Only about 2 percent of Nebraska taxpayers — about 17,000 — now pay the state alternative minimum tax.
Kennedy, of the state chamber, said the other aspect of LB 308 — allowing companies to deduct net operating losses from their state taxes over 20 years — would primarily help high-tech startup businesses.
Such businesses, he said, typically lose money over the first eight to 10 years. Allowing them to spread out those losses for a longer period, Kennedy said, will put Nebraska on par with most other states and the federal government.

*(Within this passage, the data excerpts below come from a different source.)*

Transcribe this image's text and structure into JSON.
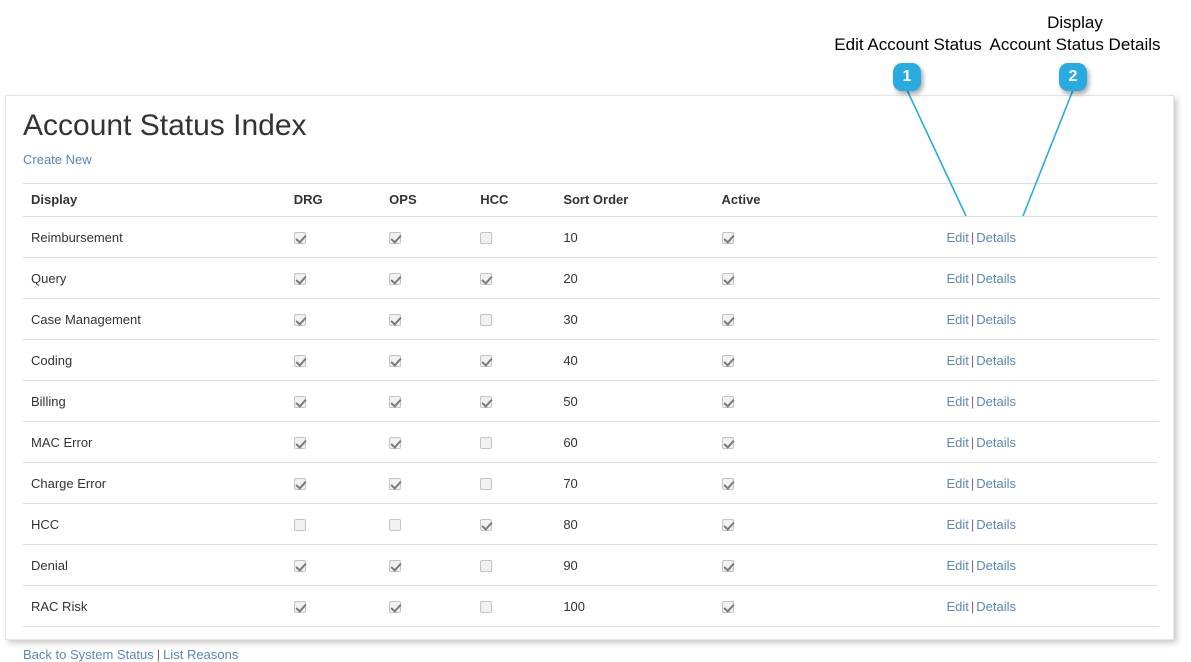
{
  "page": {
    "title": "Account Status Index",
    "create_new_label": "Create New"
  },
  "table": {
    "headers": {
      "display": "Display",
      "drg": "DRG",
      "ops": "OPS",
      "hcc": "HCC",
      "sort_order": "Sort Order",
      "active": "Active",
      "actions": ""
    },
    "action_labels": {
      "edit": "Edit",
      "details": "Details",
      "separator": "|"
    },
    "rows": [
      {
        "display": "Reimbursement",
        "drg": true,
        "ops": true,
        "hcc": false,
        "sort_order": "10",
        "active": true
      },
      {
        "display": "Query",
        "drg": true,
        "ops": true,
        "hcc": true,
        "sort_order": "20",
        "active": true
      },
      {
        "display": "Case Management",
        "drg": true,
        "ops": true,
        "hcc": false,
        "sort_order": "30",
        "active": true
      },
      {
        "display": "Coding",
        "drg": true,
        "ops": true,
        "hcc": true,
        "sort_order": "40",
        "active": true
      },
      {
        "display": "Billing",
        "drg": true,
        "ops": true,
        "hcc": true,
        "sort_order": "50",
        "active": true
      },
      {
        "display": "MAC Error",
        "drg": true,
        "ops": true,
        "hcc": false,
        "sort_order": "60",
        "active": true
      },
      {
        "display": "Charge Error",
        "drg": true,
        "ops": true,
        "hcc": false,
        "sort_order": "70",
        "active": true
      },
      {
        "display": "HCC",
        "drg": false,
        "ops": false,
        "hcc": true,
        "sort_order": "80",
        "active": true
      },
      {
        "display": "Denial",
        "drg": true,
        "ops": true,
        "hcc": false,
        "sort_order": "90",
        "active": true
      },
      {
        "display": "RAC Risk",
        "drg": true,
        "ops": true,
        "hcc": false,
        "sort_order": "100",
        "active": true
      }
    ]
  },
  "footer": {
    "back_label": "Back to System Status",
    "separator": "|",
    "list_reasons_label": "List Reasons"
  },
  "annotations": {
    "accent_color": "#29abe2",
    "items": [
      {
        "number": "1",
        "label": "Edit Account Status"
      },
      {
        "number": "2",
        "label": "Display\nAccount Status Details"
      }
    ]
  }
}
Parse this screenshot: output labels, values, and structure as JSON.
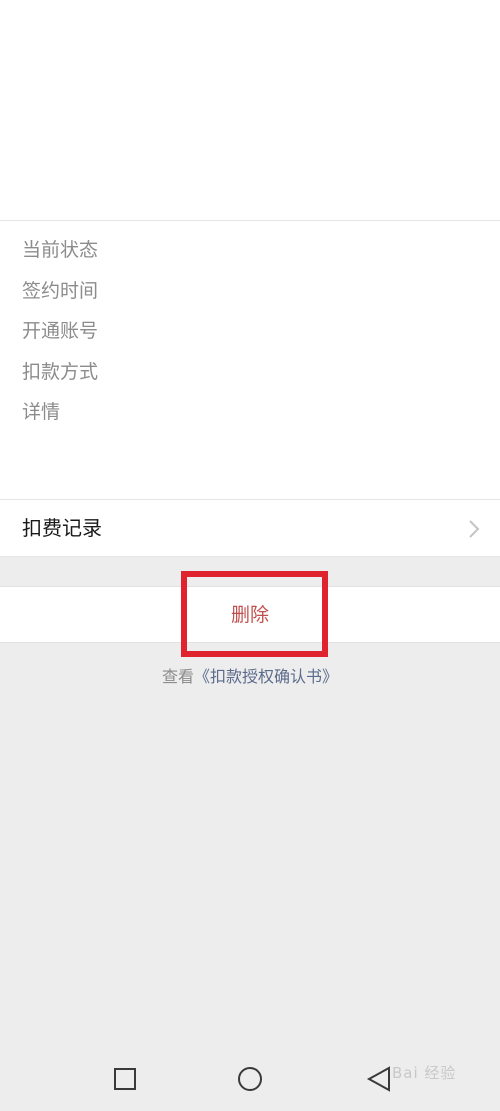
{
  "details": {
    "rows": [
      "当前状态",
      "签约时间",
      "开通账号",
      "扣款方式",
      "详情"
    ]
  },
  "record": {
    "label": "扣费记录"
  },
  "delete": {
    "label": "删除"
  },
  "auth": {
    "prefix": "查看",
    "link": "《扣款授权确认书》"
  },
  "nav": {
    "icons": [
      "square-icon",
      "circle-icon",
      "triangle-back-icon"
    ]
  },
  "watermark": {
    "text": "Bai 经验"
  },
  "colors": {
    "delete_text": "#c0504d",
    "highlight_border": "#e0242f",
    "link": "#5b6b8c",
    "background": "#ededed"
  }
}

LB 308 was among 19 bills and appropriation measures either advanced or given final approval during a two-hour flurry of activity Tuesday night.
Among the bills given final-round approval was LB 6, which would create the Nebraska Commission on Problem Gambling. Its sponsor, Sen. Bob Krist of Omaha, has said the bill would give added emphasis to efforts to deal with compulsive gamblers.
Advanced from second-round debate was LB 216, designed to improve the transition out of foster care for children after they turn 19.
The bill provides for up to two years of additional services for such children, who officials say often “age out” of foster care without a job, money or place to live.